I tried watching the Dark Crystal tv series. I made it about 25% through the 1st ep. and shut it off. I was surprised to then see huge amounts of critical praise for it .
- The whole background of the world is changed. I suppose it's possible that some kind of 'reveal' would have the tv show background turn out to be some kind of ruse by the skeksis, but I doubt it. The revised history of who the skeksis are is not nearly as interesting, and is just dumb, right off the top. "They're from space!" takes a high concept and turns it into a cheap low-ball.
- The population of the gelflings is segregated into a cheesy 'X number of cities, each with it's own bluntly simplistic character' system, like a video game or a 2000s YA novel. Another hack device.
- One of the last scenes I watched was a fly-through shot of some kind of library or scriptorium. A great deal of screen time was lavished on this space that felt like the set decorators got started on it, but didn't have time to finish. Comparing it with similar classic Henson spaces, it feels positively empty. There was also no point to the very long fly-through, except showing off the created space. This felt very unlike classic Henson and the Dark Crystal, where the awesome environments were there in support of what was going on, rather than being the point in themselves.
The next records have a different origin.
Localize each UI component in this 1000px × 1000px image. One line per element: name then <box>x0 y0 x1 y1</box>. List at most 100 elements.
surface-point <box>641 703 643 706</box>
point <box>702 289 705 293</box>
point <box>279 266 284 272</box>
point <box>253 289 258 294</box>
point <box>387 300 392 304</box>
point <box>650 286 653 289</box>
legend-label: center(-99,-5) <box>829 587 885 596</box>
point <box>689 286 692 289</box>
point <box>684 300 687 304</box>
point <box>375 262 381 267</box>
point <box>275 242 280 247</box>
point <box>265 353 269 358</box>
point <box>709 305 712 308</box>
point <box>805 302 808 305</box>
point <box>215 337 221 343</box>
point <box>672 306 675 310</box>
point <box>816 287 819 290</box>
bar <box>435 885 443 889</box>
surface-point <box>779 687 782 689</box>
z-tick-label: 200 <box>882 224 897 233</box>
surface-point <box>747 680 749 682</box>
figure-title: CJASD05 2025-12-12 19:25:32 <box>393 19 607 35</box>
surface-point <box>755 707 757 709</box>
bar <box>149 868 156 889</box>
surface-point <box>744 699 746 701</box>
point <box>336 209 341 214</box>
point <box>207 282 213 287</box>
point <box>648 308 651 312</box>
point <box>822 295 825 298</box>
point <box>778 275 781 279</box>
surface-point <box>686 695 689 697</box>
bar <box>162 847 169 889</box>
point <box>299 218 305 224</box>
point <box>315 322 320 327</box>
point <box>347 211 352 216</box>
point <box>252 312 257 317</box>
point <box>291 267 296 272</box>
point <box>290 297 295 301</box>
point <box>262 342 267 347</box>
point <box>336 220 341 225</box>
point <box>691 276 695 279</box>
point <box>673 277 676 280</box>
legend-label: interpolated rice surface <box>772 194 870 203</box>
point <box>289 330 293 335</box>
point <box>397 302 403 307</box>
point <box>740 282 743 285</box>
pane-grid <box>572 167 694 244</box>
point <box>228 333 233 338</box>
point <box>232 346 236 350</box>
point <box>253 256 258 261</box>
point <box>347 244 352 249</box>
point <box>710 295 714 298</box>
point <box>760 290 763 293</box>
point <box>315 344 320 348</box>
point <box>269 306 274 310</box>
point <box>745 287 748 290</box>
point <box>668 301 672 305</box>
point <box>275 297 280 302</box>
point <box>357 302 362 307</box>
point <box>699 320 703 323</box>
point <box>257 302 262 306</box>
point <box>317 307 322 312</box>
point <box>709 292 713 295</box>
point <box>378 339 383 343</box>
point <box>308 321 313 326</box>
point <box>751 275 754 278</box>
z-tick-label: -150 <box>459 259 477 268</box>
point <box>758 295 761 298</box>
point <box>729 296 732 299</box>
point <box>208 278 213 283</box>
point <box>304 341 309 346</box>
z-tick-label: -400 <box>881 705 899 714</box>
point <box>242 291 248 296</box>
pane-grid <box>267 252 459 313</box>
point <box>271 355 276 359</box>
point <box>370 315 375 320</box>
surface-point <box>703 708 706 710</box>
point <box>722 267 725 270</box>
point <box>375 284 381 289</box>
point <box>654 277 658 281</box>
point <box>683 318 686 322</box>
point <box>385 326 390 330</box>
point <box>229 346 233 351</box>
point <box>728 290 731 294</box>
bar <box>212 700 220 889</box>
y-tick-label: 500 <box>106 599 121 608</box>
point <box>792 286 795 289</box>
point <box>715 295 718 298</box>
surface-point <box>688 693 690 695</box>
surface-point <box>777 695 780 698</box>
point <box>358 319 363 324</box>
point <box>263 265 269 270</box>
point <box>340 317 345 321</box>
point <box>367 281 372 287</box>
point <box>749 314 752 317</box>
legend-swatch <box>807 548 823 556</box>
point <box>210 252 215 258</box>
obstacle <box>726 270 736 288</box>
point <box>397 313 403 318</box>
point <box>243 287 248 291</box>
- The very last scene I watched was this same sort of thing again. Scene of characters talking about leaving one location and why they were going to a different location. Extended shot of them leaving, showing off creature movement, but nothing else going on. Same, from another angle. Same, from another angle. Same, from another angle. I get you worked really hard on these things, but that does not mean you give them screen time compared to how much time you spent making them. You give them screen time appropriate to the story and what you're getting across. A fail.